Im Oktober 2018 stürmten Regierungsangestellte aus dem Kreis Xiayi (Henan) in das Zuhause von Xiao Tang, einem Angehörigen der Drei Selbst-Kirche, und drohten ihm, seine Mindestsozialhilfe zu streichen, wenn er nicht den christlichen Wandkalender in seinem Zuhause abnähme und ihn durch einen mit einem Bild von Xi Jinping ersetzte. Zu solchen Vorfällen kam es häufig und in vielen Teilen der Provinz Henan.
Im Januar des vergangenen Jahres wurden mehrere Lehrer sowie Mitarbeiter des Sicherheitsbüros einer Mittelschule in der Stadt Tangshan in der im Norden Chinas gelegenen Provinz Hebei von der Schulleitung getadelt.
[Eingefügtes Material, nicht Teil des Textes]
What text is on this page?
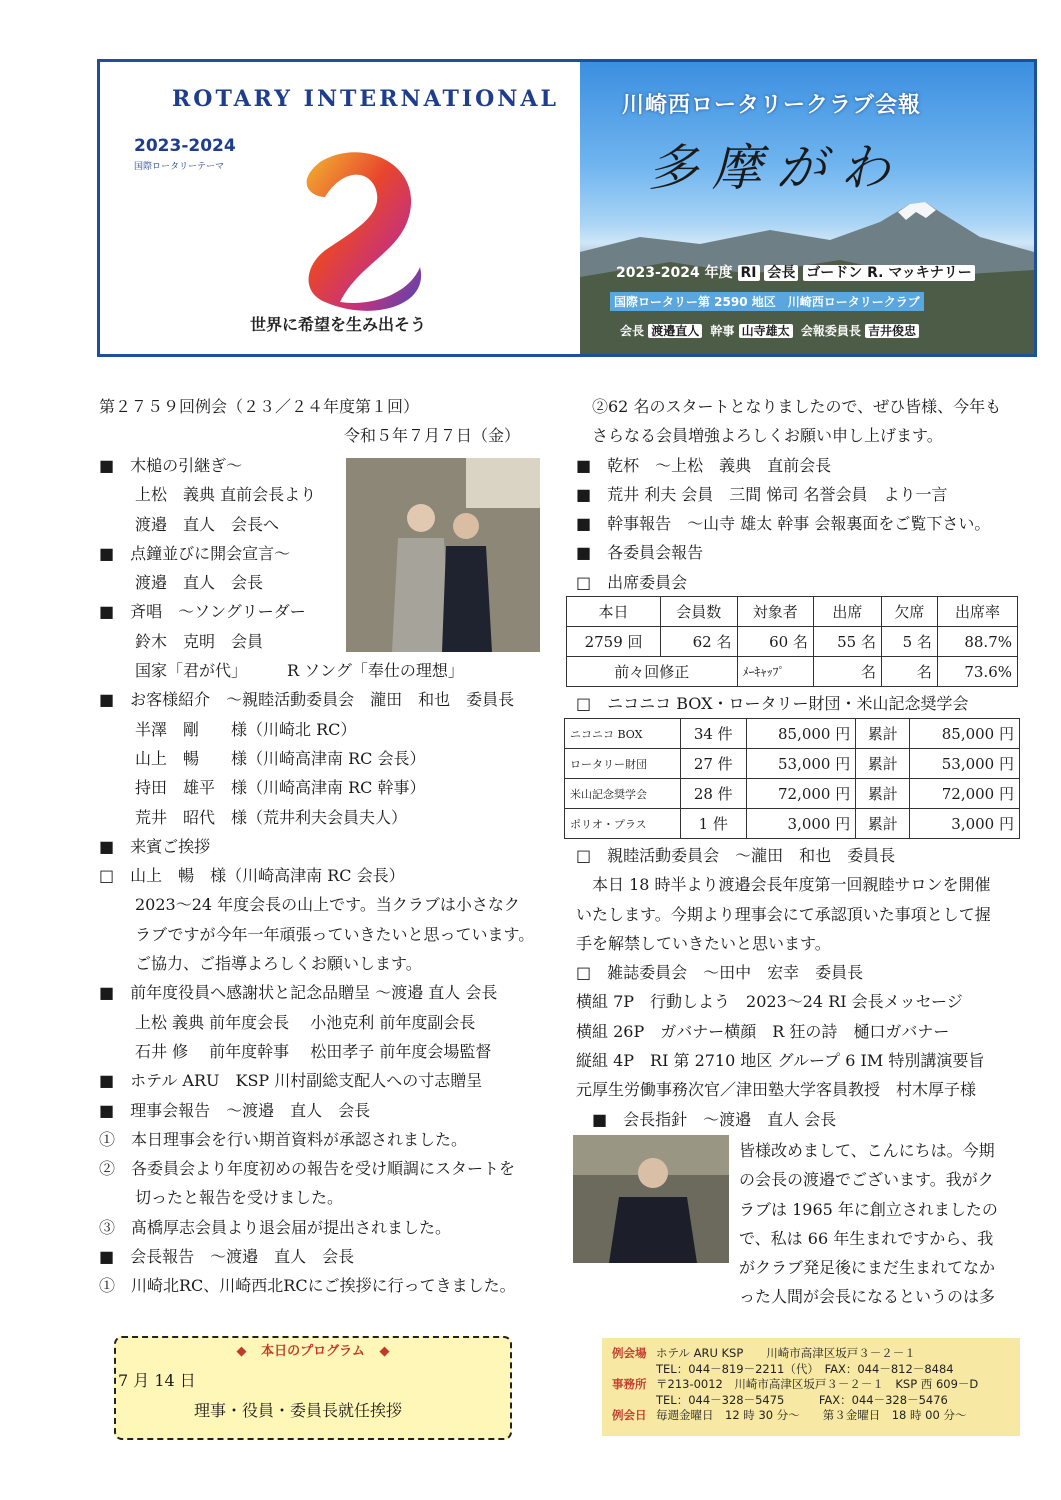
ROTARY INTERNATIONAL
2023-2024
国際ロータリーテーマ
世界に希望を生み出そう
川崎西ロータリークラブ会報
多摩がわ
2023-2024 年度 RI 会長 ゴードン R. マッキナリー
国際ロータリー第 2590 地区　川崎西ロータリークラブ
会長 渡邉直人 幹事 山寺雄太 会報委員長 吉井俊忠
第２７５９回例会（２３／２４年度第１回）
令和５年７月７日（金）
■　木槌の引継ぎ～
上松　義典 直前会長より
渡邉　直人　会長へ
■　点鐘並びに開会宣言～
渡邉　直人　会長
■　斉唱　～ソングリーダー
鈴木　克明　会員
国家「君が代」　　　R ソング「奉仕の理想」
■　お客様紹介　～親睦活動委員会　瀧田　和也　委員長
半澤　剛　　様（川崎北 RC）
山上　暢　　様（川崎高津南 RC 会長）
持田　雄平　様（川崎高津南 RC 幹事）
荒井　昭代　様（荒井利夫会員夫人）
■　来賓ご挨拶
□　山上　暢　様（川崎高津南 RC 会長）
2023～24 年度会長の山上です。当クラブは小さなク
ラブですが今年一年頑張っていきたいと思っています。
ご協力、ご指導よろしくお願いします。
■　前年度役員へ感謝状と記念品贈呈 ～渡邉 直人 会長
上松 義典 前年度会長　 小池克利 前年度副会長
石井 修　 前年度幹事　 松田孝子 前年度会場監督
■　ホテル ARU　KSP 川村副総支配人への寸志贈呈
■　理事会報告　～渡邉　直人　会長
①　本日理事会を行い期首資料が承認されました。
②　各委員会より年度初めの報告を受け順調にスタートを
切ったと報告を受けました。
③　髙橋厚志会員より退会届が提出されました。
■　会長報告　～渡邉　直人　会長
①　川崎北RC、川崎西北RCにご挨拶に行ってきました。
②62 名のスタートとなりましたので、ぜひ皆様、今年も
さらなる会員増強よろしくお願い申し上げます。
■　乾杯　～上松　義典　直前会長
■　荒井 利夫 会員　三間 悌司 名誉会員　より一言
■　幹事報告　～山寺 雄太 幹事 会報裏面をご覧下さい。
■　各委員会報告
□　出席委員会
本日	会員数	対象者	出席	欠席	出席率
2759 回	62 名	60 名	55 名	5 名	88.7%
前々回修正		ﾒｰｷｬｯﾌﾟ	名	名	73.6%
□　ニコニコ BOX・ロータリー財団・米山記念奨学会
ニコニコ BOX	34 件	85,000 円	累計	85,000 円
ロータリー財団	27 件	53,000 円	累計	53,000 円
米山記念奨学会	28 件	72,000 円	累計	72,000 円
ポリオ・プラス	1 件	3,000 円	累計	3,000 円
□　親睦活動委員会　～瀧田　和也　委員長
本日 18 時半より渡邉会長年度第一回親睦サロンを開催
いたします。今期より理事会にて承認頂いた事項として握
手を解禁していきたいと思います。
□　雑誌委員会　～田中　宏幸　委員長
横組 7P　行動しよう　2023～24 RI 会長メッセージ
横組 26P　ガバナー横顔　R 狂の詩　樋口ガバナー
縦組 4P　RI 第 2710 地区 グループ 6 IM 特別講演要旨
元厚生労働事務次官／津田塾大学客員教授　村木厚子様
■　会長指針　～渡邉　直人 会長
皆様改めまして、こんにちは。今期
の会長の渡邉でございます。我がク
ラブは 1965 年に創立されましたの
で、私は 66 年生まれですから、我
がクラブ発足後にまだ生まれてなか
った人間が会長になるというのは多
◆ 本日のプログラム ◆
7 月 14 日
理事・役員・委員長就任挨拶
例会場 ホテル ARU KSP　　川崎市高津区坂戸３－２－１
TEL：044－819－2211（代）　FAX：044－812－8484
事務所 〒213-0012　川崎市高津区坂戸３－２－１　KSP 西 609－D
TEL：044－328－5475　　　FAX：044－328－5476
例会日 毎週金曜日　12 時 30 分～　　第３金曜日　18 時 00 分～
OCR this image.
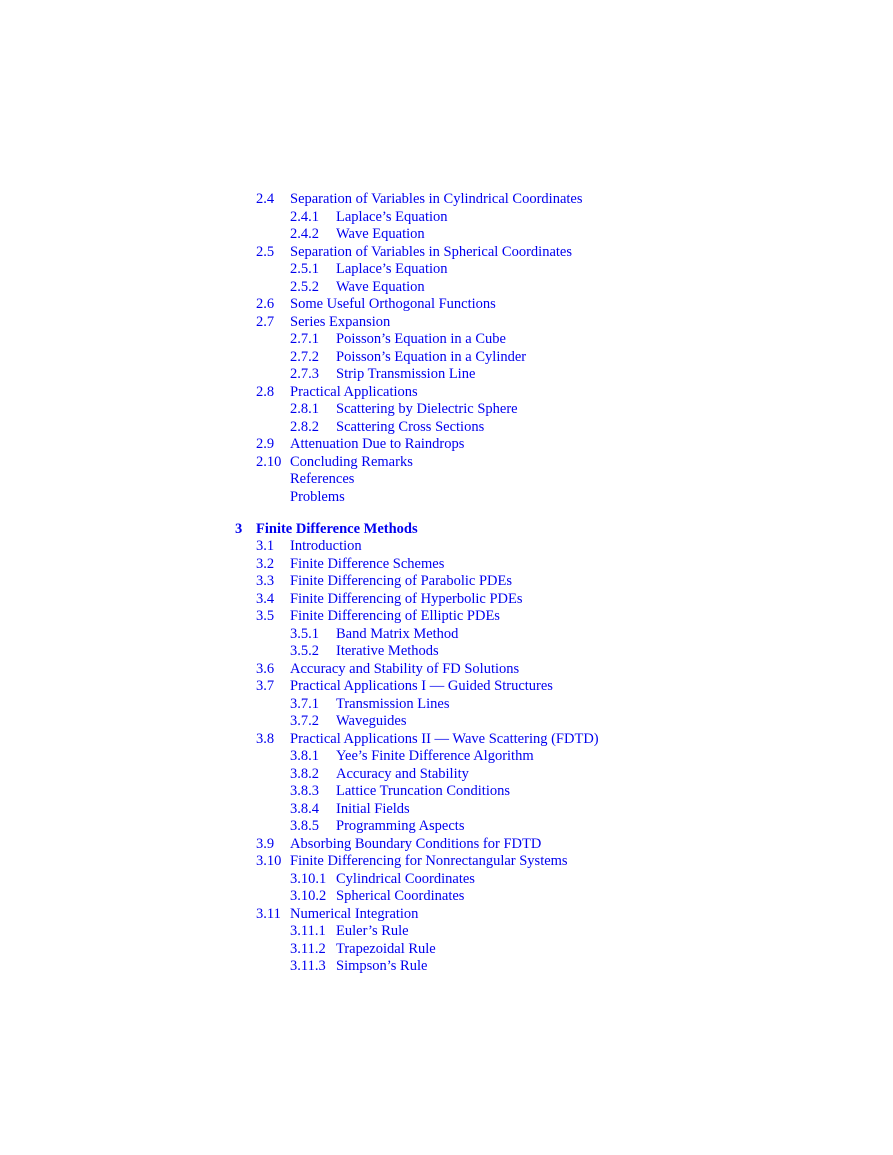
2.4 Separation of Variables in Cylindrical Coordinates
2.4.1 Laplace’s Equation
2.4.2 Wave Equation
2.5 Separation of Variables in Spherical Coordinates
2.5.1 Laplace’s Equation
2.5.2 Wave Equation
2.6 Some Useful Orthogonal Functions
2.7 Series Expansion
2.7.1 Poisson’s Equation in a Cube
2.7.2 Poisson’s Equation in a Cylinder
2.7.3 Strip Transmission Line
2.8 Practical Applications
2.8.1 Scattering by Dielectric Sphere
2.8.2 Scattering Cross Sections
2.9 Attenuation Due to Raindrops
2.10 Concluding Remarks
References
Problems
3 Finite Difference Methods
3.1 Introduction
3.2 Finite Difference Schemes
3.3 Finite Differencing of Parabolic PDEs
3.4 Finite Differencing of Hyperbolic PDEs
3.5 Finite Differencing of Elliptic PDEs
3.5.1 Band Matrix Method
3.5.2 Iterative Methods
3.6 Accuracy and Stability of FD Solutions
3.7 Practical Applications I — Guided Structures
3.7.1 Transmission Lines
3.7.2 Waveguides
3.8 Practical Applications II — Wave Scattering (FDTD)
3.8.1 Yee’s Finite Difference Algorithm
3.8.2 Accuracy and Stability
3.8.3 Lattice Truncation Conditions
3.8.4 Initial Fields
3.8.5 Programming Aspects
3.9 Absorbing Boundary Conditions for FDTD
3.10 Finite Differencing for Nonrectangular Systems
3.10.1 Cylindrical Coordinates
3.10.2 Spherical Coordinates
3.11 Numerical Integration
3.11.1 Euler’s Rule
3.11.2 Trapezoidal Rule
3.11.3 Simpson’s Rule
Grund dafür war, dass sie christliche Kalender auf ihren Schreibtischen stehen hatten, welche die Drei Selbst-Kirche als Neujahrsgeschenk verteilt hatte. Die Schulleitung sagte, dass häufig Vertreter vom Büro für Bildung in die Schule kämen, um Inspektionen durchzuführen. In der Schule dürften keinerlei Dinge zu finden sein, die mit dem Christentum zu tun hätten.
Manche Christen fragen sich, ob die Tatsache, dass die Regierung ihnen zu Beginn des Jahres „Geschenke“ macht, bedeutet, dass die „Sinifizierung“ des Christentums 2019 weiterhin in ihr Leben eindringen und dieses beherrschen wird.
(Alle im Artikel verwendeten Namen wurden von der Redaktion geändert.)